Wrapper commands (like `timeout`, `head`, or `tee`) can close stdout/stderr early and
trigger broken pipes during shutdown. Avoid writing to stdout in exit paths, and note
that GNU `timeout` is not available by default on macOS (use `gtimeout` from coreutils
or another portable watchdog).
### Script Lifecycle Reference
For the authoritative exit precedence, status code rules, `stop_mode x exit_mode` matrix,
shutdown state machine, and telemetry contract, see
`docs/20251229/documentation-overhaul/01-core-api.md#script-lifecycle-090`.
## Mix Tasks
| Task | Description |
|------|-------------|
| `mix snakepit.setup` | Install Python dependencies and generate gRPC stubs |
| `mix snakepit.doctor` | Verify environment is correctly configured |
| `mix snakepit.status` | Show pool status and worker information |
| `mix snakepit.gen.adapter NAME` | Generate adapter scaffolding |
## Examples
The `examples/` directory contains working demonstrations:
| Example | Description |
|---------|-------------|
| `grpc_basic.exs` | Basic execute, ping, echo, add operations |
| `grpc_sessions.exs` | Session affinity and isolation |
| `grpc_streaming.exs` | Pool scaling and concurrent execution |
| `hardware_detection.exs` | Hardware detection for ML workloads |
| `crash_recovery.exs` | Circuit breaker, retry, health monitoring |
| `bidirectional_tools_demo.exs` | Cross-language tool calls |
| `telemetry_basic.exs` | Telemetry event handling |
| `threaded_profile_demo.exs` | Python 3.13+ thread profile |
Run examples:
```bash
mix run examples/grpc_basic.exs
mix run examples/hardware_detection.exs
```
## Documentation
| Guide | Description |
|-------|-------------|
| [Getting Started](guides/getting-started.md) | Installation and first steps |
| [Configuration](guides/configuration.md) | All configuration options |
| [Worker Profiles](guides/worker-profiles.md) | Process vs thread profiles |
| [Hardware Detection](guides/hardware-detection.md) | ML accelerator detection |
| [Fault Tolerance](guides/fault-tolerance.md) | Circuit breaker, retry, health |
| [Streaming](guides/streaming.md) | gRPC streaming operations |
| [Graceful Serialization](guides/graceful-serialization.md) | Handling non-JSON-serializable objects |
| [Python Adapters](guides/python-adapters.md) | Writing Python adapters |
| [Observability](guides/observability.md) | Telemetry and logging |
| [Production](guides/production.md) | Deployment and troubleshooting |
## Requirements
- Elixir 1.18+
- Erlang/OTP 27+
- Python 3.9+ (3.13+ for thread profile)
- [uv](https://docs.astral.sh/uv/) - Fast Python package manager (required)

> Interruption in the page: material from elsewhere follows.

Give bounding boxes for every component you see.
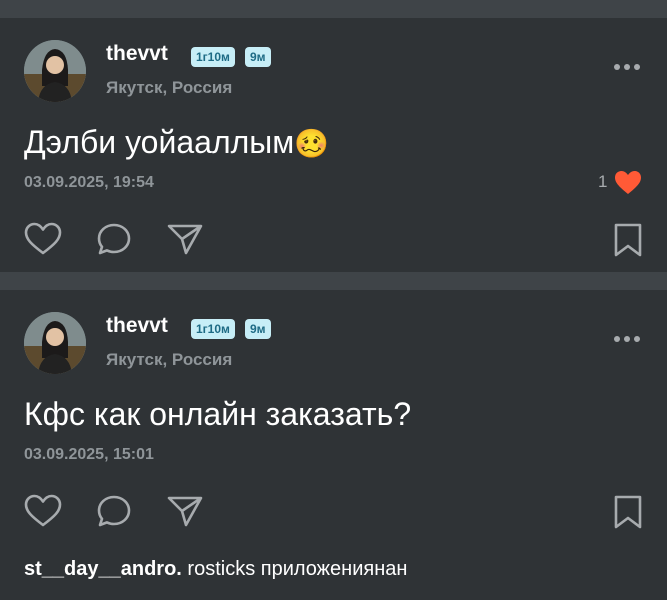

- gRPC Python packages (`grpcio`, `grpcio-tools`)
### Installing uv
```bash
# macOS/Linux
curl -LsSf https://astral.sh/uv/install.sh | sh
# Windows
powershell -ExecutionPolicy ByPass -c "irm https://astral.sh/uv/install.ps1 | iex"
# Or via Homebrew
brew install uv
```
## License
MIT License - see [LICENSE](LICENSE) for details.